Lyons dejará el cargo a finales de mayo, tras haber liderado una etapa marcada por redadas masivas y un aumento significativo en las deportaciones de migrantes. Su salida se produce en un contexto de creciente presión política y cuestionamientos por el manejo de la agencia.
Durante su administración, el ICE intensificó los operativos en distintas ciudades, lo que generó críticas por presuntas violaciones a los derechos humanos, así como por las condiciones en los centros de detención. También hubo preocupación por el número de migrantes fallecidos bajo custodia y por el uso de la fuerza en algunos procedimientos.
Uno de los episodios más polémicos ocurrió durante un operativo en Mineápolis, donde agentes migratorios estuvieron involucrados en un hecho que dejó víctimas fatales, lo que incrementó el rechazo público y las exigencias de investigaciones.

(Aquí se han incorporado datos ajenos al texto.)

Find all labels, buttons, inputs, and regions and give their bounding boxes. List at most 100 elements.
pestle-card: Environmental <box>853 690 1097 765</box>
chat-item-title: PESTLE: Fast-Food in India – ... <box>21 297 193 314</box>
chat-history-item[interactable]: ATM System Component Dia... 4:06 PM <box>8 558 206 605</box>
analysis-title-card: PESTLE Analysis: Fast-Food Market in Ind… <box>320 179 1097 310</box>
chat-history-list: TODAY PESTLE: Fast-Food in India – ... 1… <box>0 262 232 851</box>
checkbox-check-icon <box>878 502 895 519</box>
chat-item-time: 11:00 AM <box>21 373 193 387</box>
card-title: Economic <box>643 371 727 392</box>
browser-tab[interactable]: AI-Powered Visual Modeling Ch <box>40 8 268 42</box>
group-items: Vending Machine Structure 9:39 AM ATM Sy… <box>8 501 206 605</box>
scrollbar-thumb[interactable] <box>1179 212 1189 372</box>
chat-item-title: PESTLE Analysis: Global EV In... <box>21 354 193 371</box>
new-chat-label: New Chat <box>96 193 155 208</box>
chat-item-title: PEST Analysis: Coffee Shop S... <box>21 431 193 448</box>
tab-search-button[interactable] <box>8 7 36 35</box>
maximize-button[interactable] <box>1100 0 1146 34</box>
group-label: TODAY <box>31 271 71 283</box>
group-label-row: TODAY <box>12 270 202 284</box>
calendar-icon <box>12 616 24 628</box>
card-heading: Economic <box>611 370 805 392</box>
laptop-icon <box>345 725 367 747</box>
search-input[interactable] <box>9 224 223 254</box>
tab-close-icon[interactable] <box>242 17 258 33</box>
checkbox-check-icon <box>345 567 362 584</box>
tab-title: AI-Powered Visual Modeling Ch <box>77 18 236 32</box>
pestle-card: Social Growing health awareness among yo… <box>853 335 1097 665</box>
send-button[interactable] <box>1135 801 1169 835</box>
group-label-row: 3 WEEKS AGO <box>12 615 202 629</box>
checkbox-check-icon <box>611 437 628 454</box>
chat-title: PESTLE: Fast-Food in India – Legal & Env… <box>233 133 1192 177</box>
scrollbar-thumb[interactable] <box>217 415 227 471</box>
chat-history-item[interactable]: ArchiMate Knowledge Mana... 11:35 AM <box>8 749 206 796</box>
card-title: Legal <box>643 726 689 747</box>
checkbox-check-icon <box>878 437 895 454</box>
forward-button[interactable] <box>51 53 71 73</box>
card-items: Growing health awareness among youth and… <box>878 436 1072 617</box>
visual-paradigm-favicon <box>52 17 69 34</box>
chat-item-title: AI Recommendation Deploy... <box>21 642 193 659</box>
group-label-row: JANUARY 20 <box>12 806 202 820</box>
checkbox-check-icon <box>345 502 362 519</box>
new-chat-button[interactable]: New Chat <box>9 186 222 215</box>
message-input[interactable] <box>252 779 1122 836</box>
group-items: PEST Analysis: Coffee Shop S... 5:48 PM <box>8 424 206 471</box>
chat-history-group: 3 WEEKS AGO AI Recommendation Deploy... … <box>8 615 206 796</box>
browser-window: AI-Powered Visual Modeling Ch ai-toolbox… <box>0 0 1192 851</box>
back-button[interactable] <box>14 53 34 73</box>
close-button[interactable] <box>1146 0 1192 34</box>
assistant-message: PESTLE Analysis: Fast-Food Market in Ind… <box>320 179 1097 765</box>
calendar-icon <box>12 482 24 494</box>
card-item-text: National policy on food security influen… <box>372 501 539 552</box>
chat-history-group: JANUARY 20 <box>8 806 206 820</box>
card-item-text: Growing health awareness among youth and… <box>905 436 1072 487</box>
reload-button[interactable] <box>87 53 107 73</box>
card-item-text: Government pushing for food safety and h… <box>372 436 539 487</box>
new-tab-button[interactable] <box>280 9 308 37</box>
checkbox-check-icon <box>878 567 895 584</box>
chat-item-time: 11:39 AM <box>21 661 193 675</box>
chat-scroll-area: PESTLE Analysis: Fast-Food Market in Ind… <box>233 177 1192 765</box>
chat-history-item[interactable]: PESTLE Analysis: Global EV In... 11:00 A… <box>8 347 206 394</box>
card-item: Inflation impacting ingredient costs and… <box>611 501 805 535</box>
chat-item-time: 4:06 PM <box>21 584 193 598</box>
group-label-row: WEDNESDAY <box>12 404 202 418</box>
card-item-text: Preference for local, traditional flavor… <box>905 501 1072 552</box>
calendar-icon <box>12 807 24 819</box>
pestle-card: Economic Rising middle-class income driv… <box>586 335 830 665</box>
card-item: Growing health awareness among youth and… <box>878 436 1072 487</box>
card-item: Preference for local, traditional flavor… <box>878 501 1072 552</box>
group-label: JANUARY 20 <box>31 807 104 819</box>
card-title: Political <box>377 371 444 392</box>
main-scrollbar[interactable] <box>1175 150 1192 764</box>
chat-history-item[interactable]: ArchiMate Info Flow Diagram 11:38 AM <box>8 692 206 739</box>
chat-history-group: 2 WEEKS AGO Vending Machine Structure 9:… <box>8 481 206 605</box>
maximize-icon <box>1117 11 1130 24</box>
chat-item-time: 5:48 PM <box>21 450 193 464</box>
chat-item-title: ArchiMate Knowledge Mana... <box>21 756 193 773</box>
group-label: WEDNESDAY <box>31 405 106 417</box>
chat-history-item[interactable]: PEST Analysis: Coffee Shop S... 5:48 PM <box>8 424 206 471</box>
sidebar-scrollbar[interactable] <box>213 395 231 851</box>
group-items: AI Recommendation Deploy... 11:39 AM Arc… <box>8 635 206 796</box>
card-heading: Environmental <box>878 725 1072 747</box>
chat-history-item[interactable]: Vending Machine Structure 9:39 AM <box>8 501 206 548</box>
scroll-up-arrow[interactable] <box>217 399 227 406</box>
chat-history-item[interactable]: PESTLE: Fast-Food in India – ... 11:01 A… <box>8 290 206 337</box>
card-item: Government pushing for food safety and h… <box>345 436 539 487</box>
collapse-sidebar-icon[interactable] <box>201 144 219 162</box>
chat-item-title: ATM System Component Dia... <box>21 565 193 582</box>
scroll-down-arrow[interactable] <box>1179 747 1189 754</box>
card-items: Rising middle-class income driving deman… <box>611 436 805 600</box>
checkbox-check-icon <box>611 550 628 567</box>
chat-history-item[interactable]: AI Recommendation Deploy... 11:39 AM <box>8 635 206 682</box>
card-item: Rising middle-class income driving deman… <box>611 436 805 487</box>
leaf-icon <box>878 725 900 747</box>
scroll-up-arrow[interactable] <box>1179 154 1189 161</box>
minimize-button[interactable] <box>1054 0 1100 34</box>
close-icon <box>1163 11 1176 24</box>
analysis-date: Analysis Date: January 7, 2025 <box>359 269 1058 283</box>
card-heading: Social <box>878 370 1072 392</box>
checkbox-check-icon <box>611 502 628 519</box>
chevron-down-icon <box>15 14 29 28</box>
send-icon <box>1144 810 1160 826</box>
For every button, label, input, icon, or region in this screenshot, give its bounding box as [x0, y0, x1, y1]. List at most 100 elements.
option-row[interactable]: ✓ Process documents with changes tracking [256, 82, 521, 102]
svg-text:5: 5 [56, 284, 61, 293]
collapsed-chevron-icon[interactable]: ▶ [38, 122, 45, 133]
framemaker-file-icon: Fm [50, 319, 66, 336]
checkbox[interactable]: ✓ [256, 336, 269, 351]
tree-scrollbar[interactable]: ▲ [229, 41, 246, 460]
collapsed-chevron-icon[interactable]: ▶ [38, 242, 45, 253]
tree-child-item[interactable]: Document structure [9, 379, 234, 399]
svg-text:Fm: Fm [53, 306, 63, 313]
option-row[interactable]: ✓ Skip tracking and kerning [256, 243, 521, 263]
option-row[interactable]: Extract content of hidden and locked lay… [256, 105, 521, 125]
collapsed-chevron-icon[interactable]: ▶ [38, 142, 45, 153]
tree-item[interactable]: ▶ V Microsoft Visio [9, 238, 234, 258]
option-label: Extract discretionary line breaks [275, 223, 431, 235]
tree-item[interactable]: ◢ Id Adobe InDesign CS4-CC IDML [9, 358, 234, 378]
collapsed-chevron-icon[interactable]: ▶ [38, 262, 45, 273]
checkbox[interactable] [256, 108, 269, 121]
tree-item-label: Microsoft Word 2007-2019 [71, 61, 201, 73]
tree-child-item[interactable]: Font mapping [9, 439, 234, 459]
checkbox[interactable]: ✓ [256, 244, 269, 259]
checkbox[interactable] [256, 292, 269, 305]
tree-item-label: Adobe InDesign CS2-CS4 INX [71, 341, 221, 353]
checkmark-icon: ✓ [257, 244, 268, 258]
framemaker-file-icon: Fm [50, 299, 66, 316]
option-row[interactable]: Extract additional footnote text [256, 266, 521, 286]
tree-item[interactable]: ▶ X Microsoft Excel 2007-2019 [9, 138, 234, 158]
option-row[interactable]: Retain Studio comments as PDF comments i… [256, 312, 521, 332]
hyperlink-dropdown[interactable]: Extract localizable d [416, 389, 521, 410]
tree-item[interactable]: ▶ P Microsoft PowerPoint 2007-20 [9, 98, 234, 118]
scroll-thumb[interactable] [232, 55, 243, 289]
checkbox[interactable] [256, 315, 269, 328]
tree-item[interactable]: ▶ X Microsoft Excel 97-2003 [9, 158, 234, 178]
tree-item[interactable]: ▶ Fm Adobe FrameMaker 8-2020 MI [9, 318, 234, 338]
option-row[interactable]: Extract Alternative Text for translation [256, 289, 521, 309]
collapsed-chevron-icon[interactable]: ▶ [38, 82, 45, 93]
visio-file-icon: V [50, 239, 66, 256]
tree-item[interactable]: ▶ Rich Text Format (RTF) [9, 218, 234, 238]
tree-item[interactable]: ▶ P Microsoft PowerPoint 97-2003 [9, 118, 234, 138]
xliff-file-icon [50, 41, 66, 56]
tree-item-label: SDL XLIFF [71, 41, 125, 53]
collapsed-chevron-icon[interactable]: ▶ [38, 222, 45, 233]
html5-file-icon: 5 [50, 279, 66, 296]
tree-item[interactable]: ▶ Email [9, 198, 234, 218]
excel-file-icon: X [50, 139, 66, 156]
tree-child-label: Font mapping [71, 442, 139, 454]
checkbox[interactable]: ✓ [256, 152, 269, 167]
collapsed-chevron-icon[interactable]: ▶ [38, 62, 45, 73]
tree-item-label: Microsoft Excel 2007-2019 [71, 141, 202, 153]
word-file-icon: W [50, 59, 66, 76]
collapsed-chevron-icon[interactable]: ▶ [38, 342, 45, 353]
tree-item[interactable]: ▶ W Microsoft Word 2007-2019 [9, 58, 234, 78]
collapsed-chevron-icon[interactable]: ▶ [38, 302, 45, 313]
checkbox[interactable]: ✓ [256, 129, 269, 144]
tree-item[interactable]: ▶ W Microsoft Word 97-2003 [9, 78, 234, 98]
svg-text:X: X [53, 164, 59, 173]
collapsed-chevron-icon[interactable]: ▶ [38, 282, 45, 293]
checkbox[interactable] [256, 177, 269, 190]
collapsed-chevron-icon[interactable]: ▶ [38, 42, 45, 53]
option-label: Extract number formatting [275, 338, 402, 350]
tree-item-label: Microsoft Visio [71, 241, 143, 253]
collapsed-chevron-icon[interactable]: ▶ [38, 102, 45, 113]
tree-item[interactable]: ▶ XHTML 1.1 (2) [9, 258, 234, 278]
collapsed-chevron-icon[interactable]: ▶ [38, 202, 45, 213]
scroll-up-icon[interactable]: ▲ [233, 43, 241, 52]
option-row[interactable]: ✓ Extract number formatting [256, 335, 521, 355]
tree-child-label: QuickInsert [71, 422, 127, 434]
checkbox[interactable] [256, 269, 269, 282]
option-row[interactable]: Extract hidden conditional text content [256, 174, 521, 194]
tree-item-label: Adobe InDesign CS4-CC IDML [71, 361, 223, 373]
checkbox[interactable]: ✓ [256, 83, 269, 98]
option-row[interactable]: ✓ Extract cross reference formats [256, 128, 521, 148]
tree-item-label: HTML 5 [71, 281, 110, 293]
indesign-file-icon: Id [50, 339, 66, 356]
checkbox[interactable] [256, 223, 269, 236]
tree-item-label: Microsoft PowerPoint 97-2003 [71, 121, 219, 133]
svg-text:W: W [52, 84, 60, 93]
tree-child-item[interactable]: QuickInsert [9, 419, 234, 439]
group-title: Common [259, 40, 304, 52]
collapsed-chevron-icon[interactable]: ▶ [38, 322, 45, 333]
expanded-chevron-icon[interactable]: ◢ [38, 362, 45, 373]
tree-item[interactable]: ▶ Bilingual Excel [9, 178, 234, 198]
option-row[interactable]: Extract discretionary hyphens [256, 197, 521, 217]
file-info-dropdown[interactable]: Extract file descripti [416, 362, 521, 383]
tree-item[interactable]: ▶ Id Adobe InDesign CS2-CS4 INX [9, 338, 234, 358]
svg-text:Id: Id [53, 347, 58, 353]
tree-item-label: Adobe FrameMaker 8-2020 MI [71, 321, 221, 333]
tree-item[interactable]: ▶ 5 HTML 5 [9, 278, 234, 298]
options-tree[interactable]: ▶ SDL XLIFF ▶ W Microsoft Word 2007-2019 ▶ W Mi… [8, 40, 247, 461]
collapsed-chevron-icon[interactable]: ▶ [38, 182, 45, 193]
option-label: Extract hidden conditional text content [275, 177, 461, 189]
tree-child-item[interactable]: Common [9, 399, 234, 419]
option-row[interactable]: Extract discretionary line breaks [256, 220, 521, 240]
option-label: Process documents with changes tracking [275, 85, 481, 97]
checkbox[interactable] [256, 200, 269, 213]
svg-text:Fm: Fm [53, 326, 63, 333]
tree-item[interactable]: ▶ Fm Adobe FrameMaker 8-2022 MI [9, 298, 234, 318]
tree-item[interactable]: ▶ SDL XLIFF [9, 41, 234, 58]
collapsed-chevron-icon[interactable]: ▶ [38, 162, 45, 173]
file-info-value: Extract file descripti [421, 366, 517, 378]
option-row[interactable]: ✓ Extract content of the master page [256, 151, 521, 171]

Aunque oficialmente no se detallaron las razones de su renuncia, esta se da en medio de ese clima de controversia y debate sobre la política migratoria en Estados Unidos. Por ahora, no se ha anunciado quién asumirá de manera permanente la dirección del ICE.
La dimisión deja a la agencia en un momento clave, mientras continúan las discusiones sobre el alcance y el impacto de las medidas migratorias en el país.